The international nuclear debate took a new turn over the weekend as Japanese voters elected a government that is supporting nuclear power. Japan's hawkish ex-premier Shinzo Abe (above) will get a second chance to run the country after his conservative Liberal Democratic Party (LDP) won control of the government only three years after suffering a crushing defeat. Other issues such as the economy and relations with China played a part in the election but Abe’s embrace of nuclear apparently didn’t turn off voters. The election may bring a halt to the effort to shut down nuclear and restart some of the nation’s 52 reactors. On the other side of the world, however, Areva’s seven-year odyssey in completing the Olkiluoto reactor in Finland has been delayed again to 2015 and costs have risen to $8 billion. The Chinese are building two identical reactors on-time and on-budget.
Natural gas continues to dominate the energy scene as supplies continue to swell and the debate over fracking continues. The EIA reports that mild weather has caused another slackening of demand. Supplies are rising and prices hit a 11-week low. However Steven Mufson, writing in The Boston Globe, warns that cheaper gas won’t necessarily mean lower bills for homeowners. Ralph Nader has finally come out against fracking – big surprise there – and Sean and Yoko Lennon have taken out a full-page ad in The New York Times opposing fracking upstate. No wonder upstate New York, taken separately, would be the poorest state in the nation. The New York Times editorial board has urged President Obama to approve gas exports, however – another big surprise – and the New York Post says “Let the Industry Boom.” What’s actually happening, as Bloomberg reports, is that gas is so abundant that investors are holding back on more drilling.

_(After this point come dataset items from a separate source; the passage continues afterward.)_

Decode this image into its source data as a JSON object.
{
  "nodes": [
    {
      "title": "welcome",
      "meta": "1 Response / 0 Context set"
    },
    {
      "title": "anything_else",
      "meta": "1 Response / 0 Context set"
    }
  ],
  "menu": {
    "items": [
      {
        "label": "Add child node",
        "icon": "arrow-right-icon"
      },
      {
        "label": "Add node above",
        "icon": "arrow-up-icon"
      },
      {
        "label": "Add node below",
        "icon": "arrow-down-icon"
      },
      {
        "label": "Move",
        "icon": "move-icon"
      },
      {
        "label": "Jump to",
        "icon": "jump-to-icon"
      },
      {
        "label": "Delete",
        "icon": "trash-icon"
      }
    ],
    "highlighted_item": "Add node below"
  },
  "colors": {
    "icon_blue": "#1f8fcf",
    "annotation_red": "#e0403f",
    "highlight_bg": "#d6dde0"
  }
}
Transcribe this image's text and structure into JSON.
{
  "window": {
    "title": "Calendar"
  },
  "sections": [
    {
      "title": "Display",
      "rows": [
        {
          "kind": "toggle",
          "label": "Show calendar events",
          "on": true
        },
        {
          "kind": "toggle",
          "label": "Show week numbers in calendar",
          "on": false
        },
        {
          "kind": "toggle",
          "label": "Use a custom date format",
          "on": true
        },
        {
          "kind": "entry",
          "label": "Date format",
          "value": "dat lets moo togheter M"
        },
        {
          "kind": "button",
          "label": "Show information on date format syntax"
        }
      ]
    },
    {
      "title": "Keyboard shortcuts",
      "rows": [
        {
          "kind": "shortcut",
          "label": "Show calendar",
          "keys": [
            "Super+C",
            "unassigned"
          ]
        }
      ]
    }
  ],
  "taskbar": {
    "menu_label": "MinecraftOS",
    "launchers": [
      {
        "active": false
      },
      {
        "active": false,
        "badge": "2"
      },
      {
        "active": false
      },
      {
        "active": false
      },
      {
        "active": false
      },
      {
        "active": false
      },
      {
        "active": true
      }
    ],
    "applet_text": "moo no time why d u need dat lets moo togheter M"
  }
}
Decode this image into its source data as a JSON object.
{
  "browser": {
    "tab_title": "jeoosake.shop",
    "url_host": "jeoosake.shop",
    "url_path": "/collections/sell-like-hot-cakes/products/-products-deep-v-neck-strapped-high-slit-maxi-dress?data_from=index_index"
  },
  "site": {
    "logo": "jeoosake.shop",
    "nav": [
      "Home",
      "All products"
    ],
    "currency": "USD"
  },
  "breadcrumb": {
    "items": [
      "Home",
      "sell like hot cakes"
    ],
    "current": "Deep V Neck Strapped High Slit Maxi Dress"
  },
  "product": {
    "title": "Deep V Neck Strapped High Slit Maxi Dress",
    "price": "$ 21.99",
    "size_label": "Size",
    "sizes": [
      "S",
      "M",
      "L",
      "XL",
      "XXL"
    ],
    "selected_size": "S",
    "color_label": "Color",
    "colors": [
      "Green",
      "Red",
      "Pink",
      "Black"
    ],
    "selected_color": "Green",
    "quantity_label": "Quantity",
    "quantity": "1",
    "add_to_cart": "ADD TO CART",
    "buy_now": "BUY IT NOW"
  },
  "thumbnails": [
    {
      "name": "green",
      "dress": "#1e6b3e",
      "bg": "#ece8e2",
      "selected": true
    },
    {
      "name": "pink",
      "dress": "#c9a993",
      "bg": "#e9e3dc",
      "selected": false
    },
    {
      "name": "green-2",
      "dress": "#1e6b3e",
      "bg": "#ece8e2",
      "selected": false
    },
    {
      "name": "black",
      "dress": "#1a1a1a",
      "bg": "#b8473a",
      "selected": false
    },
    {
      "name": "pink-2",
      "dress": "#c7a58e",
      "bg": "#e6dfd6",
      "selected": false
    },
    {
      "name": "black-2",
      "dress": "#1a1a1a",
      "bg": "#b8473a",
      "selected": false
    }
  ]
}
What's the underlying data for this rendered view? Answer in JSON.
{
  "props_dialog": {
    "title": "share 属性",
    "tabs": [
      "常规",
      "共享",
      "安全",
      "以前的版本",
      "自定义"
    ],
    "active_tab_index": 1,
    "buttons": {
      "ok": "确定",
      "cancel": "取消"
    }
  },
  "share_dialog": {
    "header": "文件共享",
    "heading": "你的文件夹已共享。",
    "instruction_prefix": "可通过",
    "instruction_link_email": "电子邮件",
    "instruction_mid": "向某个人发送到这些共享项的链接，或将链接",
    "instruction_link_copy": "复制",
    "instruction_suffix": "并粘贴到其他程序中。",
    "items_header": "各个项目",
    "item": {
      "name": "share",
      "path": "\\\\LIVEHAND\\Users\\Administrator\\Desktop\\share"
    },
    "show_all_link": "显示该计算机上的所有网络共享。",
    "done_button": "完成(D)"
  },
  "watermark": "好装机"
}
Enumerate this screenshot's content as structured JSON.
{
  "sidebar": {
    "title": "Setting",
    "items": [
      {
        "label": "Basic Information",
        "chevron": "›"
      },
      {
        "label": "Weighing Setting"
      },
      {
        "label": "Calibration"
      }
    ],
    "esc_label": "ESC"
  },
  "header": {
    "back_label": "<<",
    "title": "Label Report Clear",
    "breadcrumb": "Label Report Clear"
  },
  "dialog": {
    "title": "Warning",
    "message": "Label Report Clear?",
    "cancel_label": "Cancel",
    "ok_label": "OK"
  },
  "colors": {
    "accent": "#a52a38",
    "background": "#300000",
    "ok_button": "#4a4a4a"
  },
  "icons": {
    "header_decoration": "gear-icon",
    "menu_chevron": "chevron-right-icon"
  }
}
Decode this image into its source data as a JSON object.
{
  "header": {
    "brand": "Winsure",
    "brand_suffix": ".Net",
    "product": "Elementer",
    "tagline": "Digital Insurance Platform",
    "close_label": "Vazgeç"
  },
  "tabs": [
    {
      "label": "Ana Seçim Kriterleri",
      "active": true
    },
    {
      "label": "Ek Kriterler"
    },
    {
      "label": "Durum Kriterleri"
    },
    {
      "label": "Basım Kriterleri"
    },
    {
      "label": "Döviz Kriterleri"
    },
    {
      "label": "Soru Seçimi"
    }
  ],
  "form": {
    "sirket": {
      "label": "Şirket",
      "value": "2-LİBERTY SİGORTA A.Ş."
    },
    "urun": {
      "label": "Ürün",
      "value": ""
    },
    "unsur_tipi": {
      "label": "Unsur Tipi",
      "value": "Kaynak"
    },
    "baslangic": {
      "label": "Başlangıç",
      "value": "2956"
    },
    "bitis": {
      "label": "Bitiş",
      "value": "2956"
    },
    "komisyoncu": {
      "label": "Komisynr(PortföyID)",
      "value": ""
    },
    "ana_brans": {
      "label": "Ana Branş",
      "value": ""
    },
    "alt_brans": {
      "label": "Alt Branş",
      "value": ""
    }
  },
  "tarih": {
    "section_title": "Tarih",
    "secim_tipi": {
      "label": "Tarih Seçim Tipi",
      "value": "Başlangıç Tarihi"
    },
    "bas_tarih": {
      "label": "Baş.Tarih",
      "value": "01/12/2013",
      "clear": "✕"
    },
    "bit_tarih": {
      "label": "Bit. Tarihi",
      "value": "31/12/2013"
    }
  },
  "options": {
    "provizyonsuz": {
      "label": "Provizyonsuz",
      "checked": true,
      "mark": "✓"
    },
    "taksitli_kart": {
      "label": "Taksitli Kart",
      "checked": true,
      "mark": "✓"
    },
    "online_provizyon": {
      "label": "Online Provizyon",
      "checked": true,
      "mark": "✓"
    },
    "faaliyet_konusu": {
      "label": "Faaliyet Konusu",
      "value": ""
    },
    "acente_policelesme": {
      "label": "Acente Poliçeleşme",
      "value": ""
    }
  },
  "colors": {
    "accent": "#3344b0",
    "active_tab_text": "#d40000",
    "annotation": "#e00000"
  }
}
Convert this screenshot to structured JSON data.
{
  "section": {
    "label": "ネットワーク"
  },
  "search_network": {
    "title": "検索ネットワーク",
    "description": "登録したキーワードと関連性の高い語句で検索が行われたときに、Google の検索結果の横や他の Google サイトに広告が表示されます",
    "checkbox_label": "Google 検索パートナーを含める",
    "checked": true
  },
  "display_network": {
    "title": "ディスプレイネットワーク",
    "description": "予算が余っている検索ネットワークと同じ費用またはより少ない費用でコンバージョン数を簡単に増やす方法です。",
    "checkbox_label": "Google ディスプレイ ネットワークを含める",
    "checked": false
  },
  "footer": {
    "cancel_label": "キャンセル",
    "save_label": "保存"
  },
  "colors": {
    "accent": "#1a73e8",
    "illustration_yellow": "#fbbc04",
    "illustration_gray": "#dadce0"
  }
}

The Keystone debate continues to fester as the Obama Administration mulls its stance. Critics have called for – what else? – another environmental impact study that would take global warming into account. One protestor is walking the entire length of the pipeline from Alberta to Texas to publicize the opposition. He’s now in Nebraska. Oklahoma’s Own reports that Cushing, Oklahoma, “The Pipeline Crossroads of the World,” stands to benefit big from the project – another big surprise – and a Texas judge has lifted a temporary restraining order against completing the southern half of the pipeline, which President Obama has already approved.
Finally, Africa is becoming an attractive investment as Italy’s Eni plans to invest $8 billion in Libyan oil exploration and Australia’s Sirocco eyes an East African oil play. GE is showing even more courage by considering investment in Rwanda’s energy resources. Ethiopia has completed a hydroelectric project and will test exporting power to the Sudan. And of course someone is saying renewable energy is Africa’s future. But Total, the French oil company, just pulled out of Nigeria entirely because of chronic thefts from its pipeline.